Next, I ran a script in MATLAB in order to determine the required heatsink thermal resistance at varying ambient temps and voltage levels. For our design, we needed a roughly heatsink.
While we’re on the subject of temperature, we also ran a test while we were presenting at Imagine RIT in order to gauge what our ambient temperatures looked like as a function of time. Now, this is kind of a useless test since we were running in “demo” mode (as shown in the video above) where we speed up time by 60x so that one “minute” passes by as one second. However, it does give us some very valuable information in that we would NEVER want this running in normal operation without some kind of fan circulating air internally. We saw roughly a 10C rise when one coil would only be on for a maximum of four minutes… just imagine four hours. Yikes. Holden and I ended up testing it over a 24-hour period in “normal” with a little 60mm computer fan blowing air through the gap at the bottom of the frame and we never saw the ambient increase above 50C so we should have done a MUCH better job analyzing internal heat generation compensation.
Our frame was designed by an awesome Industrial Designer we brought into the project named James. A week after bringing him on, he bombarded us with LOADS OF CONCEPTS. This made us really think about implementation more which is how we converged on the “binary” version of this clock. James ended up designing a beautiful frame that we ended up paying a friend of Holden’s named Byron Conn to make (he’s an awesome wood-worker). We basically just wanted a really beautiful and aesthetically pleasing frame in order to tie the whole project together, and BOY did James and Byron deliver!

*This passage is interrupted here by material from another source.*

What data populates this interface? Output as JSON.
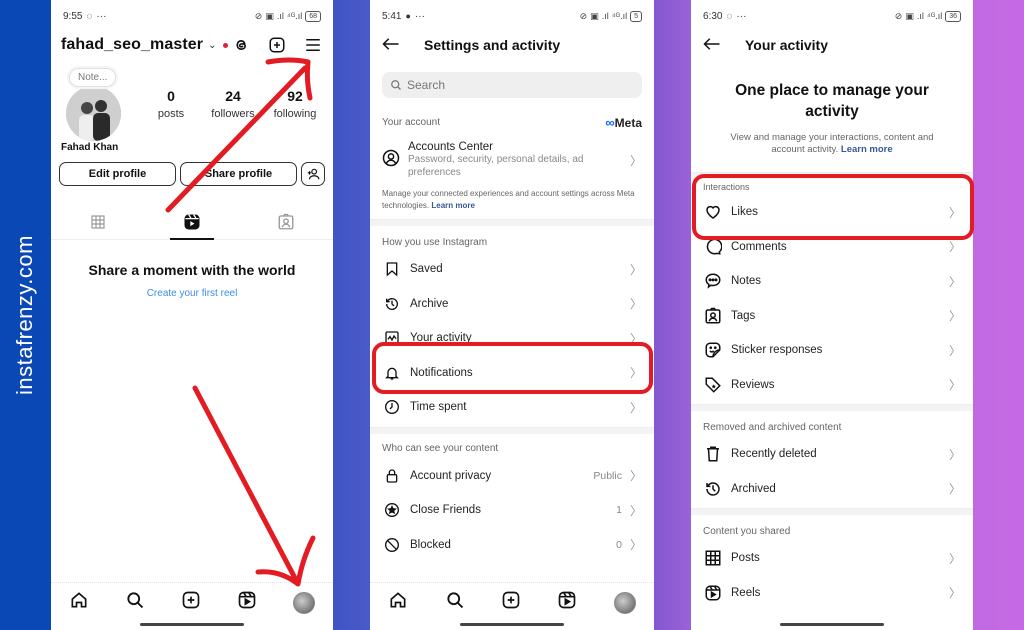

Overall the project was rather simple from an electronics standpoint, but the design process from product definition up through the final stages was a very interesting experience. There are many, many, things I think all of us would do differently if we were to tackle this project again but it was very useful to make some of the mistakes we did (the biggest one being that we ignored how to properly handle the ambient heat from the solenoids). Anyways, at the end of the day I’m still really proud of this thing even if it’s ultimately useless. It’s just… cool which is all we ever wanted from this project to begin with.